Tagsüber hatte Grumbach genug zu arbeiten, und da war es ihm doch am liebsten, wenn er die Abende in seinem Heim verbringen konnte, das ihm Frau Violet mit aller Umsicht, mit Takt und Geschmack ganz in seinem Sinne eingerichtet hatte. Einmal in der Woche besuchte er seinen Klub, das war er sich schuldig; und für einen Abend in der Woche hatte er eine Loge in der Oper, das war er Frau Violet schuldig. Sonst aber blieben sie fein zu Hause, wo es nach seiner Auffassung doch am schönsten war.

Gäste sahen sie selten bei sich. Dagobert Trostler, der gediente Lebemann, der im ruhigen Genusse seiner Renten jetzt nur noch seinen Liebhabereien lebte, der zählte kaum mit. Er konnte kommen und gehen, wann er wollte. Man war auf den alten Freund des Hauses immer vorbereitet, und er gehörte sozusagen zum Hause. Seine großen Passionen wurden ja vielfach belächelt, aber er war zu sehr Philosoph, um sich das sonderlich anfechten zu lassen.

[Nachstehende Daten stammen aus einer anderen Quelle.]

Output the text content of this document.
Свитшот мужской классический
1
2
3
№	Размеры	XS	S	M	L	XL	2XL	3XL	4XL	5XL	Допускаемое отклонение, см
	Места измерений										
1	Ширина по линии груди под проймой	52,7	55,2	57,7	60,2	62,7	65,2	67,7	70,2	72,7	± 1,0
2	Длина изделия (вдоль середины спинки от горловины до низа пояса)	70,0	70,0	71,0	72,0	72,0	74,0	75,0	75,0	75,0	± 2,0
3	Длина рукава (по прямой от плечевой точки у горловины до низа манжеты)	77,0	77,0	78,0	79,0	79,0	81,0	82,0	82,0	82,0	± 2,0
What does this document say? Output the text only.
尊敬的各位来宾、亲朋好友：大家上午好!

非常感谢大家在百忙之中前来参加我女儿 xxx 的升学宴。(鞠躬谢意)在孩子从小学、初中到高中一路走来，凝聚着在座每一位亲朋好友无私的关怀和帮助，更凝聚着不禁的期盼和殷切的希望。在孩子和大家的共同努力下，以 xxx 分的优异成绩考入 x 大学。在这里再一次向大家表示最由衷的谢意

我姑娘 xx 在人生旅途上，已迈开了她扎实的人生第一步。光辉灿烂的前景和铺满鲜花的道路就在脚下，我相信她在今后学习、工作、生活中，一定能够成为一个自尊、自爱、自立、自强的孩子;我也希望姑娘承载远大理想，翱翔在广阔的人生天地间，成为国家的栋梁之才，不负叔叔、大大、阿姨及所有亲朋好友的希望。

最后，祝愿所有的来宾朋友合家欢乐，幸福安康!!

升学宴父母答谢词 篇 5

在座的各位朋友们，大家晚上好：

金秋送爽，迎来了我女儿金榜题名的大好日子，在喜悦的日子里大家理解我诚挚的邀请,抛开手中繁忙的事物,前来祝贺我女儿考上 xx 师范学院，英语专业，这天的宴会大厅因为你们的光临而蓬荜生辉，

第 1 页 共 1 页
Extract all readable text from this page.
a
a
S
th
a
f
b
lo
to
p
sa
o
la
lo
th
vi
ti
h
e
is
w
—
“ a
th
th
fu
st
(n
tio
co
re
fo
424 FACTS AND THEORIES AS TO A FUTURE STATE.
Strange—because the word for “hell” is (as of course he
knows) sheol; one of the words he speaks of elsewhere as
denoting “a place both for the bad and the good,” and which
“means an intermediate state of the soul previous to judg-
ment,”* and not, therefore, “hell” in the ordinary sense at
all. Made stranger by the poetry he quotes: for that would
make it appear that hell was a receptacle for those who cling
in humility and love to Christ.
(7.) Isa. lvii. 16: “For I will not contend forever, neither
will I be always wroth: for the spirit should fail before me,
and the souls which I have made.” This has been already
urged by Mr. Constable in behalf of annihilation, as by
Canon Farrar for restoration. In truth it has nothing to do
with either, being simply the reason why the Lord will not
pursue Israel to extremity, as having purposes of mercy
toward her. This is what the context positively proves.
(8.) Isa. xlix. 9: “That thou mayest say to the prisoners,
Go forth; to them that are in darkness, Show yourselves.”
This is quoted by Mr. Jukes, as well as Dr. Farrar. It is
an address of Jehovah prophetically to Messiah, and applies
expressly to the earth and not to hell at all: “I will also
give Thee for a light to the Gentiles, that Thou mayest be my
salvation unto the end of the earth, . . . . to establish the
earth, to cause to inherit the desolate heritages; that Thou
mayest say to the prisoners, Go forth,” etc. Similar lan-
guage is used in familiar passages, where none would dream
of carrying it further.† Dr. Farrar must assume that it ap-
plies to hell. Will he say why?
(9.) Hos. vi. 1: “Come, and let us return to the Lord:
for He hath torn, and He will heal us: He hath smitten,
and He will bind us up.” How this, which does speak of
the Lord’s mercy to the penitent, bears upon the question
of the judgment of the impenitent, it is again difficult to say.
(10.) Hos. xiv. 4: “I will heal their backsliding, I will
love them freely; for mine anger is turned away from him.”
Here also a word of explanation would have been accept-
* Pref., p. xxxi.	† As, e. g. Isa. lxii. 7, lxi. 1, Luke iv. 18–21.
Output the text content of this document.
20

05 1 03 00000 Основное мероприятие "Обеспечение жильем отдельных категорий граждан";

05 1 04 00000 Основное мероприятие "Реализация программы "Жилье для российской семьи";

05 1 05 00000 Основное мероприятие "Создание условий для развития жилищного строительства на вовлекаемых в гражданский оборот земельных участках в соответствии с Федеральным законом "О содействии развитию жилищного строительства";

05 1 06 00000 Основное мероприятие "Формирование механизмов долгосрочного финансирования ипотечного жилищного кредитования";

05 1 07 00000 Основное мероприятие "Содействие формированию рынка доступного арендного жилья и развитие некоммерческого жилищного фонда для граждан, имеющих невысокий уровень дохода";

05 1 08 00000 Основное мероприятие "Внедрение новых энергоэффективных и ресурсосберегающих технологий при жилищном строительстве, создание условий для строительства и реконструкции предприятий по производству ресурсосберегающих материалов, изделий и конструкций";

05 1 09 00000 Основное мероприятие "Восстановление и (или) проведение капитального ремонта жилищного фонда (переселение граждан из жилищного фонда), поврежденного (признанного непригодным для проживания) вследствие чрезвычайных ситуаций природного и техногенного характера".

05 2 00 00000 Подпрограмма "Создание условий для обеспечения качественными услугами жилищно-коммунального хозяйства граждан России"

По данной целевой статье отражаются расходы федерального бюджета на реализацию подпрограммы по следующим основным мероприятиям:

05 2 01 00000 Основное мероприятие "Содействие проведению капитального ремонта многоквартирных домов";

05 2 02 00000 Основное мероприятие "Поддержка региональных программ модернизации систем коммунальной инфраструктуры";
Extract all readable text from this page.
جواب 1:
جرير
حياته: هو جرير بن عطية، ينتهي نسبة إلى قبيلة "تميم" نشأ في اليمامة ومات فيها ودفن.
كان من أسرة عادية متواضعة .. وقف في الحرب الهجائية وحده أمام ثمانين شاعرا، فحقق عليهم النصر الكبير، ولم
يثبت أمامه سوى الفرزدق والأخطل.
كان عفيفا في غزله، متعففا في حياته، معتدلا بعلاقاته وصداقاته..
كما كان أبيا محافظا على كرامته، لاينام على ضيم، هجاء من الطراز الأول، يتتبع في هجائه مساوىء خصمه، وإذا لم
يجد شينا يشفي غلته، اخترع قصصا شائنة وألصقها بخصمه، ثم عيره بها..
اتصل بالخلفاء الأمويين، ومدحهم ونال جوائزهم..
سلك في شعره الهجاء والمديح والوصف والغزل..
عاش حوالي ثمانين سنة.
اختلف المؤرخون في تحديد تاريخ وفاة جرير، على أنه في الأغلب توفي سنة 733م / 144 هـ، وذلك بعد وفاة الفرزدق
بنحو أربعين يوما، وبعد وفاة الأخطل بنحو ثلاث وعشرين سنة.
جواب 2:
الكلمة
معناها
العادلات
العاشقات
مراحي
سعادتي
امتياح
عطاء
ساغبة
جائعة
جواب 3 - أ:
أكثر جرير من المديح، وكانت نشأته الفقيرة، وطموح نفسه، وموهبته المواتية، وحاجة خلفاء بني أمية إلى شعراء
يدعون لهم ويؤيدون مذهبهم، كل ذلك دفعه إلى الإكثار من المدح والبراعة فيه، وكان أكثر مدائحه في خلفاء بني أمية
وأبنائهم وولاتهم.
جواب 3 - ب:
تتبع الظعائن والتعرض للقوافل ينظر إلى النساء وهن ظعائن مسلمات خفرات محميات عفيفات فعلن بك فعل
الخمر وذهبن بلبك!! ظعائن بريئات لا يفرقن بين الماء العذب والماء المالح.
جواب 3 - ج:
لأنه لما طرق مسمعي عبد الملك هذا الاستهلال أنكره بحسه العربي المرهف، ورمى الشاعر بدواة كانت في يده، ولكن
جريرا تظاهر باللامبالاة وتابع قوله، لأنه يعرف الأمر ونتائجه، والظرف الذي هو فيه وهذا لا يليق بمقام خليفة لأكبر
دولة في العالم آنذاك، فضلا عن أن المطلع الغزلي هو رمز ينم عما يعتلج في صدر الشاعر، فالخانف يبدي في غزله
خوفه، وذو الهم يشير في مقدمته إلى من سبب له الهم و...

Für Grumbachs war er geradezu unentbehrlich geworden, schon durch die Macht der Gewohnheit; aber auch sonst. Er war ein treuer und sorglicher Freund, auf den man sich in allen Lebenslagen unbedingt verlassen kannte. Er war aber auch der Mittler für die Außenwelt; er brachte die Neuigkeiten des Tages ins Haus, sorgte dafür, daß man in Sachen der Kunst aus dem laufenden blieb und wußte in einemfort allerlei Räuberromane und Kriminalgeschichten zu erzählen, bei denen man sich auch ganz gut unterhalten konnte.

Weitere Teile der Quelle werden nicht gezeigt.